Here is an excerpt of what turned out to be a 50-page novelette.

This is the 4th chapter where I tell of the night my grandfather picked up my mother and me from the train station in Fredericksburg, Va.

Chapter 4

My grandfather’s forest green Buick was quite the automobile with plush seats that reminded me of our living room couch. It was round like cars were then, with huge chrome grill adorning the front of it. The doors closed with an impressive sound, firm and solid, and inside there was a slight scent of musk from having been parked for long periods of time, I imagined, in reserve for special occasions. Buffed to a high sheen and with the occasional scent possessed by new cars, we made our way through the dark night under a sky as I had never seen it; so filled with stars with practically no space at all between them. “We don’t get to see so many stars back home do we? Isn’t it beautiful?” she said. I turned to the rear window. The entire sky seemed to defy the passage of the vehicle as did the farmhouses, trees, and roadside mailboxes. I began to feel very small and insignificant as I turned back around and closer to my mother.

From the highway the tires ground onto a narrow dirt road. As we rumbled along the air became moist, cool; filled with the many unfamiliar scents of the countryside. The startling awareness of skunk was somewhat softened by the sweet surprise of wild honeysuckle that my mother said grew wildly along the length of a fence. The Buick’s headlamps captured husks growing low on towering cornstalks. The crop had grown out over the sides of the road threatening to swallow the car as well, but only the sound, reduced to a soft rumble was forfeited, as it flumped up and over the bumps in the road and in and out of the ditches. With yellow cones of light showing the way, the night was teeming with fluttering ethereal life forms darting in and out, and the relentless sound of a million crickets. 
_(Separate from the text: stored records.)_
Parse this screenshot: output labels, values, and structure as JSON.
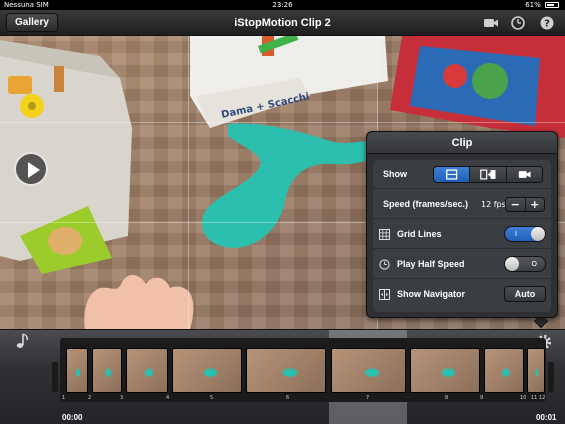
{
  "status_bar": {
    "carrier": "Nessuna SIM",
    "time": "23:26",
    "battery": "61%"
  },
  "nav": {
    "gallery_label": "Gallery",
    "title": "iStopMotion Clip 2",
    "icons": [
      "camera-icon",
      "timer-icon",
      "help-icon"
    ]
  },
  "clip_panel": {
    "title": "Clip",
    "show": {
      "label": "Show",
      "segments": [
        "film-icon",
        "frame-compare-icon",
        "camera-icon"
      ],
      "active_index": 0
    },
    "speed": {
      "label": "Speed (frames/sec.)",
      "value": "12 fps",
      "minus": "−",
      "plus": "+"
    },
    "grid_lines": {
      "label": "Grid Lines",
      "state": "on",
      "mark": "I"
    },
    "play_half_speed": {
      "label": "Play Half Speed",
      "state": "off",
      "mark": "O"
    },
    "show_navigator": {
      "label": "Show Navigator",
      "button": "Auto"
    }
  },
  "timeline": {
    "frame_numbers": [
      "1",
      "2",
      "3",
      "4",
      "5",
      "6",
      "7",
      "8",
      "9",
      "10",
      "11",
      "12"
    ],
    "selected_frame": 7,
    "start_time": "00:00",
    "end_time": "00:01"
  },
  "colors": {
    "accent": "#2f6fcb",
    "clay": "#2dbfae"
  }
}
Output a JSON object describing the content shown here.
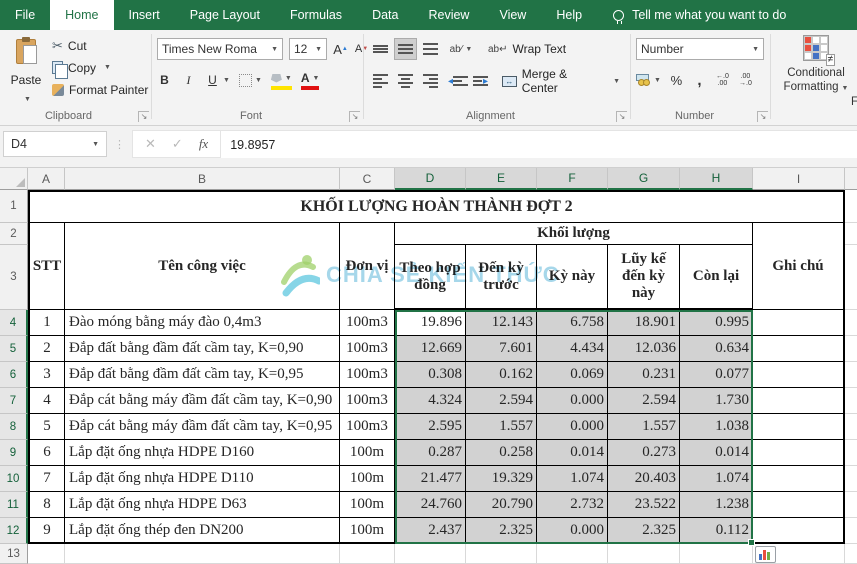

Through the darkness we walked along a small path toward the light of the farmhouse to find my Grandmother waiting by the kitchen door. Her smiling eyes were mere crescents above cheeks like apples and her braid was coiled and pinned back. She was shorter than she seemed from the stories my mother had told about her. I remember never having been as completely hugged as I was that day within her full bosom, smelling of the coconut cake that was at the center of the table in the old country kitchen. I felt known and loved in the most reassuring way. And I thought that she must have heard many stories about me as well, and that eventually I would discover somewhere in this house without mantels, the baby-in-pink with-teddy picture that other seldom visited relatives all seemed to possess. After a glass of lemonade and a piece of the coconut cake, I was shuttled off to bed as the elders lingered over a pitcher of tea. I remember that the smokehouse hickory seemed to be everywhere, even in the sheets with the little red roses that I slept on that night.

Two Little Girls by Charon Diane

Available through my publisher, Booklocker. 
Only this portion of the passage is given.